Jump to: navigation, search

This page describes procedures used in administering an EventStore installation.

Configuration

Each admin user should have configuration file in $HOME/.esdb.conf, which contains user:password entries and several other setting as illustrated below:

# sample .esdb.conf file
gluex:masterpassword
sdobbs:thisisnotapassword
ESMASTER=EventStore@hallddb:3306:/var/log/mysql

The users and passwords are used to control access to the master MySQL databases - management of SQLite databases is not access controlled. Note that the authentication is performed by the EventStore scripts themselves.

NOTE: authentication will change in upcoming versions

Skims and Event Lists

Adding new data to EventStore

The scripts for EventStore data management in GlueX are located (assuming the root EventStore directory is given by ESBASEDIR):

$ESBASEDIR/src/AdminScripts

Build input files and directories

The batch scripts that drive the indexing and cataloging of data use several text files as inputs:

  • data_location - this specifies the full path to the data files. The glob wildcard "*" can be used to [describe how we use the cache disk]
  • eventstore_location - this directory is where the EventStore files (indices, sqlite DB's, log files) are stored. Nothing else should be stored in these directories - they are deleted whenever the injection script is run.
  • idxa_location - this specifies the mapping between skim name and event list for the given run.

We generate versions of these files for both EVIO and REST data on disk.

The main script for generating these files at JLab is located in misc/build_eventstore_inputs.py. Before you run the script, make sure that the run period and revision are properly set in the script itself, e.g.

RUNPERIOD = "RunPeriod-2014-10"
DATAREVISION = "ver09"

By default, the script generates these files processes all available runs and overwrites any existing files. The script also supports running over a user-defined set of runs.
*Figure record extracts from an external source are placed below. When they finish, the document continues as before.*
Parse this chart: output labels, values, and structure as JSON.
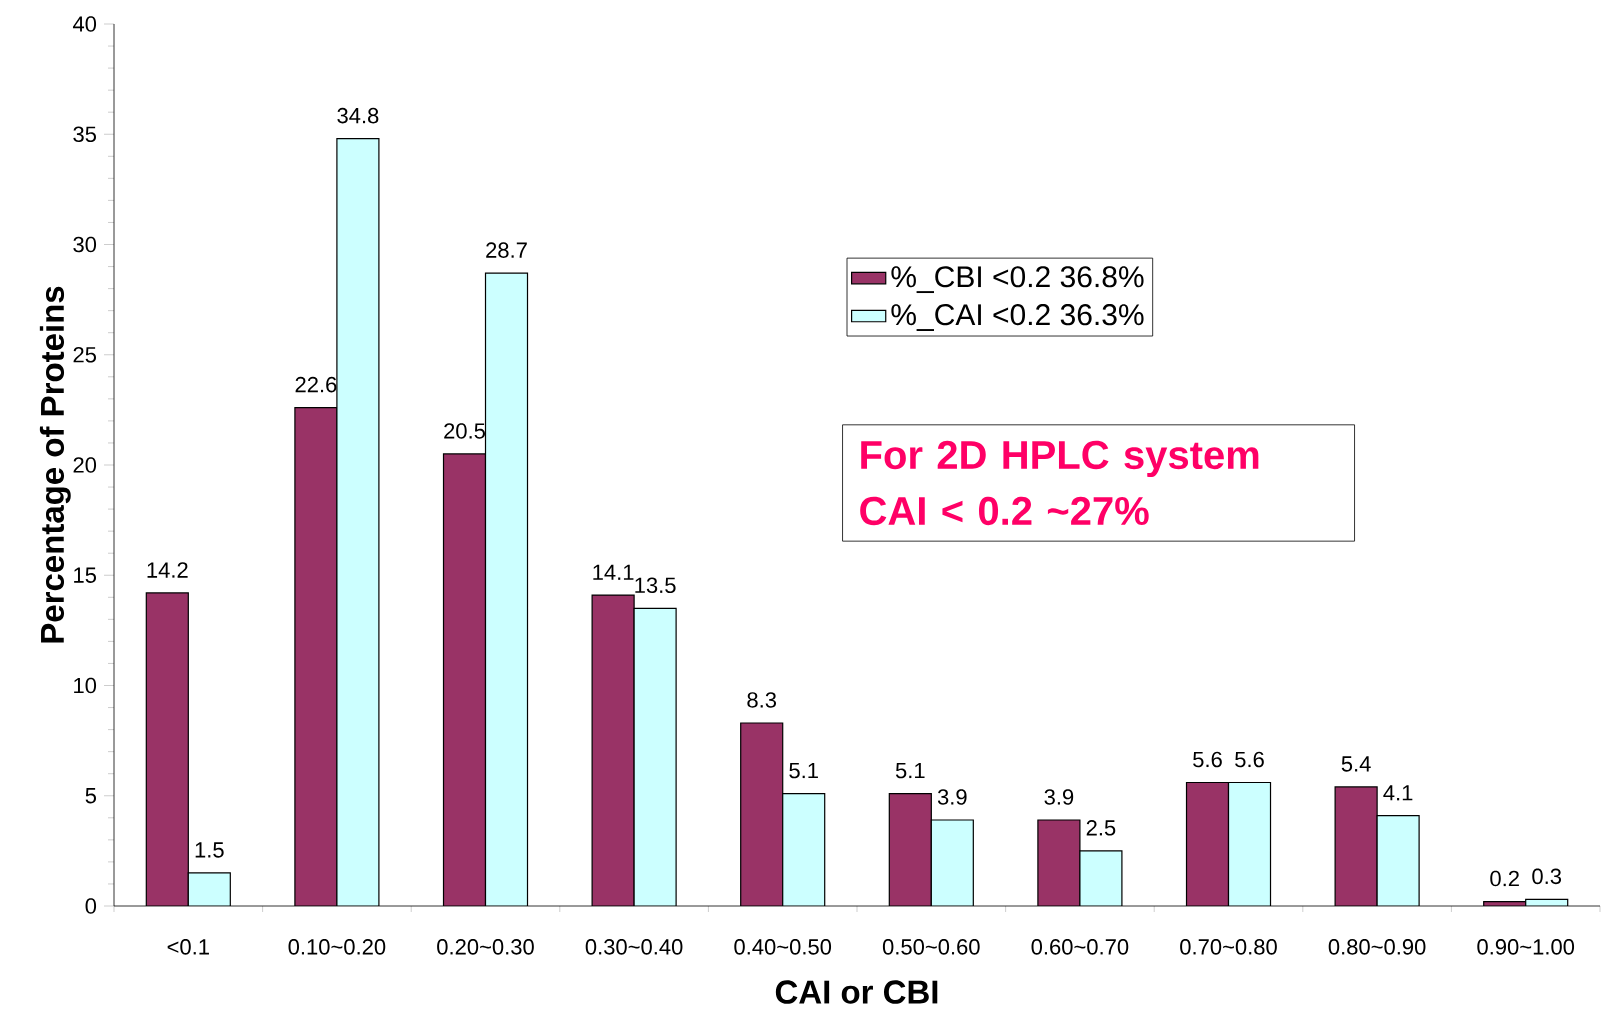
{
  "chart_data": {
    "type": "bar",
    "xlabel": "CAI or CBI",
    "ylabel": "Percentage of Proteins",
    "categories": [
      "<0.1",
      "0.10~0.20",
      "0.20~0.30",
      "0.30~0.40",
      "0.40~0.50",
      "0.50~0.60",
      "0.60~0.70",
      "0.70~0.80",
      "0.80~0.90",
      "0.90~1.00"
    ],
    "series": [
      {
        "name": "%_CBI  <0.2 36.8%",
        "color": "#993366",
        "values": [
          14.2,
          22.6,
          20.5,
          14.1,
          8.3,
          5.1,
          3.9,
          5.6,
          5.4,
          0.2
        ]
      },
      {
        "name": "%_CAI  <0.2 36.3%",
        "color": "#ccffff",
        "values": [
          1.5,
          34.8,
          28.7,
          13.5,
          5.1,
          3.9,
          2.5,
          5.6,
          4.1,
          0.3
        ]
      }
    ],
    "ylim": [
      0,
      40
    ],
    "yticks": [
      0,
      5,
      10,
      15,
      20,
      25,
      30,
      35,
      40
    ],
    "data_labels": true,
    "legend": "top right",
    "annotations": [
      "For 2D HPLC system",
      "CAI < 0.2 ~27%"
    ]
  }
}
For instance, if processing new runs 3500-3510, the following command line could be used:

./build_eventstore_inputs.py -b 3500 -e 3510

Indexing Runs

setenv EVENTSTORE_OUTPUT_GRADE "recon-unchecked"
setenv EVENTSTORE_WRITE_TIMESTAMP "20150201"
setenv DATA_VERSION_NAME "recon_RunPeriod-2014-10_20150123_ver09"
#
setenv EVENTSTORE_BASE_DIR "/work/halld/EventStore/RunPeriod-2014-10/ver09.1"


Merging Runs

export MyWorkDir=/work/halld/EventStore/RunPeriod-2014-10/ver09.1/merge
export MyESDir=/work/halld/EventStore/RunPeriod-2014-10/ver09.1/rest_index
 
export MasterDB=EventStore@hallddb.jlab.org:3307


Making Data Accessible

Once all the data has been checked and the EventStore metadata created, injected, and merged into the main DB, the data version then can be moved to a readable grade for general use. The script that performs this action is moveGrade.sh. These variables must be properly set:

# example moveGrade.sh settings
export MyDB=EventStore@hallddb.jlab.org:3307
export OldGrade=recon-unchecked
export NewGrade=recon
export MyDataVersionName=recon_RunPeriod-2014-10_20150123_ver09
export OldTime=20150201
export NewTime=20150208
 
export MyLogDir=/work/halld/EventStore/RunPeriod-2014-10/ver09.1/logs

Notes:

  • MyDB should point to the master database that you merged into in the previous step.
  • OldGrade is the grade you injected the data with, NewGrade is the final grade. For a more detailed discussion of the grades used by GlueX, see here.
  • OldTime is the timestamp you injected the data with. NewTime is the timestamp that users will access the data with. Note that there does not have to be an particular relation between these times - NewTime can even be before OldTime, if you want. A classic trick used when processing a dataset incrementally (say, during data taking), is that each group of runs may have a different timestamp when injected into an -unchecked grade, and then moved to the same timestamp as all the rest of the runs.